Additional Information and Where to Find It

     This communication may be deemed to be solicitation material in respect of the proposed acquisition of CheckFree by Fiserv. In connection with the proposed acquisition, Fiserv and CheckFree intend to file relevant materials with the SEC, including CheckFree’s proxy statement on Schedule 14A. STOCKHOLDERS OF CHECKFREE ARE URGED TO READ ALL RELEVANT DOCUMENTS FILED WITH THE SEC, INCLUDING CHECKFREE’S PROXY STATEMENT, BECAUSE THEY WILL CONTAIN IMPORTANT INFORMATION ABOUT THE PROPOSED TRANSACTION. Investors and security holders will be able to obtain the documents free of charge at the SEC’s web site,, and CheckFree stockholders will receive information at an appropriate time on how to obtain transaction-related documents for free from CheckFree. Such documents are not currently available.

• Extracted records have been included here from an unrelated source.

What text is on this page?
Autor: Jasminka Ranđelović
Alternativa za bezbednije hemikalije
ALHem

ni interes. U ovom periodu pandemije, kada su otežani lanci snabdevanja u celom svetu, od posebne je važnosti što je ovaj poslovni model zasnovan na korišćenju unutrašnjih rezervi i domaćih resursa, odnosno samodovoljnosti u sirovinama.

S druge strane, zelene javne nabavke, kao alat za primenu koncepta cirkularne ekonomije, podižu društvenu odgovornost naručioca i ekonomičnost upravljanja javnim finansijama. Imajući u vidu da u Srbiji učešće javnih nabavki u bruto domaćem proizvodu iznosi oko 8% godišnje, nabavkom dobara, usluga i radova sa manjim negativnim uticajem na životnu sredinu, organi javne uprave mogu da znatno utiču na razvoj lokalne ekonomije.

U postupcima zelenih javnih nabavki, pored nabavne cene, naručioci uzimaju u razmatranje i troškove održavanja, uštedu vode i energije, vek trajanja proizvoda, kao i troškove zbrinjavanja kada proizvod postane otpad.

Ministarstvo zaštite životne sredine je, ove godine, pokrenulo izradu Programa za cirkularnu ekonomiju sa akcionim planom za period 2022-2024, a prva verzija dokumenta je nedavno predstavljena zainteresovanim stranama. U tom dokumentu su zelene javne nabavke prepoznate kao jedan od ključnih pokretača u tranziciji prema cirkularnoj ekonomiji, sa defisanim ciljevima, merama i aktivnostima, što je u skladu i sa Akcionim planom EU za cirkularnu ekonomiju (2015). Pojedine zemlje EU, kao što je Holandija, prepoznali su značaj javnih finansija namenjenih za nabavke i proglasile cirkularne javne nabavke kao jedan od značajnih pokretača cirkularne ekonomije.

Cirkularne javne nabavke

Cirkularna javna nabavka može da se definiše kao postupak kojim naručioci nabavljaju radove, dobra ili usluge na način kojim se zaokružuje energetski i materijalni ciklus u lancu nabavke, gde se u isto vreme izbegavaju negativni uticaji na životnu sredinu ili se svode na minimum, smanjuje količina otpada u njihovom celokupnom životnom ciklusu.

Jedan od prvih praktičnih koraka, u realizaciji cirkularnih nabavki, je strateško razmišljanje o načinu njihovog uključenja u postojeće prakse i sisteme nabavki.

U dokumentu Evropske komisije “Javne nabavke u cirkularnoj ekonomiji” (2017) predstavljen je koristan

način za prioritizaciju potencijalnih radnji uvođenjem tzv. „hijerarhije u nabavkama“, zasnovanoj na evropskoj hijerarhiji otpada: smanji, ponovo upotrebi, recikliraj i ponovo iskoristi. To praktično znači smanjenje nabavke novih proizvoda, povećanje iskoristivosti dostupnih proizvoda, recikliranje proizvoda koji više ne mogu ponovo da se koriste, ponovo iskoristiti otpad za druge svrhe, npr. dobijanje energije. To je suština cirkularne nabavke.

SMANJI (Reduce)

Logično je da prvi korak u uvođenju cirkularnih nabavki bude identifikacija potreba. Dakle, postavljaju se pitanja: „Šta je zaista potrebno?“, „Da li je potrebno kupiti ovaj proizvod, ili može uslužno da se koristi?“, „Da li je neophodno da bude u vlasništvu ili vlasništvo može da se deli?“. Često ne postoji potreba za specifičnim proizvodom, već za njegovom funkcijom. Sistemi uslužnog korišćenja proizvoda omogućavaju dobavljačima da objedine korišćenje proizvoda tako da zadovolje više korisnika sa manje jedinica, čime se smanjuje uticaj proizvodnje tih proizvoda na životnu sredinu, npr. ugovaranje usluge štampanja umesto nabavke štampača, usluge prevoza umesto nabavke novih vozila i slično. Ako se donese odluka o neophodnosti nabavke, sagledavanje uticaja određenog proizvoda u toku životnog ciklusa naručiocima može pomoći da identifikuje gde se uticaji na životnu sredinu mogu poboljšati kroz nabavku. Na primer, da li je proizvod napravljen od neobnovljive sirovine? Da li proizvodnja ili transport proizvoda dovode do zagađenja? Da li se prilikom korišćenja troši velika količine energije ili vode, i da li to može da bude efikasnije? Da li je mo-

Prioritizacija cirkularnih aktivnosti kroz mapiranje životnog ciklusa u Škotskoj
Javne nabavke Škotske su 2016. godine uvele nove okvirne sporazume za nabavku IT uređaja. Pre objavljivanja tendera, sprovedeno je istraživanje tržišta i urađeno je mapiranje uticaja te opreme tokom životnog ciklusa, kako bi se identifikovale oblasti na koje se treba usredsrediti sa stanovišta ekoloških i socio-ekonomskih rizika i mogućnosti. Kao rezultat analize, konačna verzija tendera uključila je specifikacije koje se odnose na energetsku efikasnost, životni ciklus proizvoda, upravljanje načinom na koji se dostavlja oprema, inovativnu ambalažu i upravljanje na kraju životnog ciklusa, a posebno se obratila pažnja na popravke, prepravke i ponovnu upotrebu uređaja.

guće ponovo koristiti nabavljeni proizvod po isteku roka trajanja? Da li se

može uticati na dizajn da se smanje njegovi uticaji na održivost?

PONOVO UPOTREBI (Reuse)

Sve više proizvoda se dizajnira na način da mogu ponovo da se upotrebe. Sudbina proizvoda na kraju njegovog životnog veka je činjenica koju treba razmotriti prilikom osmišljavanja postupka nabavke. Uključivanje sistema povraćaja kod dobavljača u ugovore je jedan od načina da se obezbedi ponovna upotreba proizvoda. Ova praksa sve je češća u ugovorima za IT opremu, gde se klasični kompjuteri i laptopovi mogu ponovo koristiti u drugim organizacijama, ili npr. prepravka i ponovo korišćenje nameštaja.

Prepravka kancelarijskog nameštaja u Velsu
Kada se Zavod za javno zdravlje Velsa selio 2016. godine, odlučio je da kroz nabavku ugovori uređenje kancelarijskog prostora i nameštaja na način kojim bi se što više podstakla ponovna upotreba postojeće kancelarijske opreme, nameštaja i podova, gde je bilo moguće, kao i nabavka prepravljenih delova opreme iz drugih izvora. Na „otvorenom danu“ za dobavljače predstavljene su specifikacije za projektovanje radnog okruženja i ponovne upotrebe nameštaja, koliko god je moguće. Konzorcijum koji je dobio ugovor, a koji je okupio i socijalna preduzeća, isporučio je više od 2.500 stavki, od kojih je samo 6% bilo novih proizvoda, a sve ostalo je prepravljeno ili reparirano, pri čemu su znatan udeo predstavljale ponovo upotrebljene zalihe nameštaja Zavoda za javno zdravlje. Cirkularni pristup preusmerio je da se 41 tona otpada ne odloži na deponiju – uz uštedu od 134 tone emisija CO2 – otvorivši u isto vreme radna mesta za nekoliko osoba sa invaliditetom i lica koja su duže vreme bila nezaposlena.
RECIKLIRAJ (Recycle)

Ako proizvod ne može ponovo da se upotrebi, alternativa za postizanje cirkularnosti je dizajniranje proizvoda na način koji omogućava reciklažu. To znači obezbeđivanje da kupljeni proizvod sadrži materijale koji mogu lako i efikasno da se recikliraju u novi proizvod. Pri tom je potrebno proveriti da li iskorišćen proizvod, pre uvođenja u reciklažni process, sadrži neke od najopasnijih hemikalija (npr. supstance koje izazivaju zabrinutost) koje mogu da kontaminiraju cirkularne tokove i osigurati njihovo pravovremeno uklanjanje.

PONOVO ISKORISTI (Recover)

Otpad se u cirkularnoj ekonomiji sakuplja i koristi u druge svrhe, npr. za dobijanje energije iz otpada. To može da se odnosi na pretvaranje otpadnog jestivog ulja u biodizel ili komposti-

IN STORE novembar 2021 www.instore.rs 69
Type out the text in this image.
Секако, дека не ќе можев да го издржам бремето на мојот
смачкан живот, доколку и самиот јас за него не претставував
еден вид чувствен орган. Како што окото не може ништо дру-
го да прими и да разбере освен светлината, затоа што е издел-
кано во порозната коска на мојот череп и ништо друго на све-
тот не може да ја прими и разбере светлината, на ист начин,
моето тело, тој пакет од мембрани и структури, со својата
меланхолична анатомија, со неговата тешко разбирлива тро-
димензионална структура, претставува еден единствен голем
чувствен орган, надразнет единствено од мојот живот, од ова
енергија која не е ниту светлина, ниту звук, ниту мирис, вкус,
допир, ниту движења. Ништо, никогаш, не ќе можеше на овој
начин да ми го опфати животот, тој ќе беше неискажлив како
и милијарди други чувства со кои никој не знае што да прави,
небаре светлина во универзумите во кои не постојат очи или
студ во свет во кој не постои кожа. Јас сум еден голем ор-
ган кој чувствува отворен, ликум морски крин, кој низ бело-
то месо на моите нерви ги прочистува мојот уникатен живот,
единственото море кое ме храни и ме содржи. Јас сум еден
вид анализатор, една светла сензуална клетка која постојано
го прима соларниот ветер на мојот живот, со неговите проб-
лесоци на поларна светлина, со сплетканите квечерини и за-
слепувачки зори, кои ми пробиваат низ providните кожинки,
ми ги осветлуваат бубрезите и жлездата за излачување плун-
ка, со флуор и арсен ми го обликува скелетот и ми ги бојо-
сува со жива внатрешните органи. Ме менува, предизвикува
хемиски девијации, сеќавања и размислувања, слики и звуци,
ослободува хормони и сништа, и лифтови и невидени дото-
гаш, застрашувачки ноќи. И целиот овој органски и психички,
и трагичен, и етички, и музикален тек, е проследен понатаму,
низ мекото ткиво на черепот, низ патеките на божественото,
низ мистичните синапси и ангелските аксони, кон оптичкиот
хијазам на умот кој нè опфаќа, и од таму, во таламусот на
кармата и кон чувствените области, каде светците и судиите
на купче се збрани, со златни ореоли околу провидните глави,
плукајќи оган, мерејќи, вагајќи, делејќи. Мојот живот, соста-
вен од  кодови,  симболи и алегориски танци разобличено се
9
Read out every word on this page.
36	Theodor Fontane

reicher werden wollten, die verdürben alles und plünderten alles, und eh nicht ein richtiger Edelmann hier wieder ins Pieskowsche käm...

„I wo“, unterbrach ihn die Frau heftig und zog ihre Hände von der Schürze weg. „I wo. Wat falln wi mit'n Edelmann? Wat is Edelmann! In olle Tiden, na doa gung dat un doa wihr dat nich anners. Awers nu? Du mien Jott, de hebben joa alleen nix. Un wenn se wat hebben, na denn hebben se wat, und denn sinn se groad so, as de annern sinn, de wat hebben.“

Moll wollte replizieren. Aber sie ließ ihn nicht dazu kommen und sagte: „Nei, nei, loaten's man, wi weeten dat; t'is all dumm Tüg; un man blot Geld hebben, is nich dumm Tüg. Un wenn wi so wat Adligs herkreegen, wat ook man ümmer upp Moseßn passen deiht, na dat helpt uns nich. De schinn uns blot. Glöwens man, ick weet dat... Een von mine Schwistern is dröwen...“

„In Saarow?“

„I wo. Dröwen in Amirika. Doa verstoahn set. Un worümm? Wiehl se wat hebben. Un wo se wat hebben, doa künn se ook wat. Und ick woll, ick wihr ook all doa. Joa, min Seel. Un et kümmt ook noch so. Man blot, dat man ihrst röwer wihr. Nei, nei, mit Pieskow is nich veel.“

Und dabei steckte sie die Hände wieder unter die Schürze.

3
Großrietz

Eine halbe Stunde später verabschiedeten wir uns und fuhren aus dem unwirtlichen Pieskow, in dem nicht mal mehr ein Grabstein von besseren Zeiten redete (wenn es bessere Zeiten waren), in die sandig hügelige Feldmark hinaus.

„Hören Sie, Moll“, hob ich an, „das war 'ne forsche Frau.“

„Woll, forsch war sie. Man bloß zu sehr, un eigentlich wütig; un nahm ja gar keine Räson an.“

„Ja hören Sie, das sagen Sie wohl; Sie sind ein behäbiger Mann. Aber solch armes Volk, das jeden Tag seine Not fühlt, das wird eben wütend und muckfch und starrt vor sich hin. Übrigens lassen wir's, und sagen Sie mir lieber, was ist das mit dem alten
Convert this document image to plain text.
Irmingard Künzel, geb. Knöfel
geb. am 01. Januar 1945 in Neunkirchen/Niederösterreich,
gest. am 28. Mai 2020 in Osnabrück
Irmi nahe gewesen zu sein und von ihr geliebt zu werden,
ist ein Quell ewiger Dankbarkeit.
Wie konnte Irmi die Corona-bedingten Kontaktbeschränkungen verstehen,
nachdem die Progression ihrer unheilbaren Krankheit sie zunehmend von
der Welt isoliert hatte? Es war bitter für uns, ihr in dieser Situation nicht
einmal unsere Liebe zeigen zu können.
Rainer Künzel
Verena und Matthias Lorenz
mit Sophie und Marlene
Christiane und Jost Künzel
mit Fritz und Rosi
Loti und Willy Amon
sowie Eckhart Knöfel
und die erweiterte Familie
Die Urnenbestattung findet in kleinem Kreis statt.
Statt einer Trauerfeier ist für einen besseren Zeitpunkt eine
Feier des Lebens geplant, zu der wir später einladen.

Participants in Solicitation

     Fiserv and its directors and executive officers, and CheckFree and its directors and executive officers, may be deemed to be participants in the solicitation of proxies from the holders of CheckFree common stock in respect of the proposed transaction. Information about the directors and executive officers of Fiserv is set forth in its proxy statement for its 2007 Annual Meeting of Shareholders, which was filed with the SEC on April 11, 2007. Information about the directors and executive officers of CheckFree is set forth in its proxy statement for its 2006 Annual Meeting of Stockholders, which was filed with the SEC on September 26, 2006. Investors may obtain additional information regarding the interest of such participants by reading the proxy statement regarding the acquisition when it becomes available.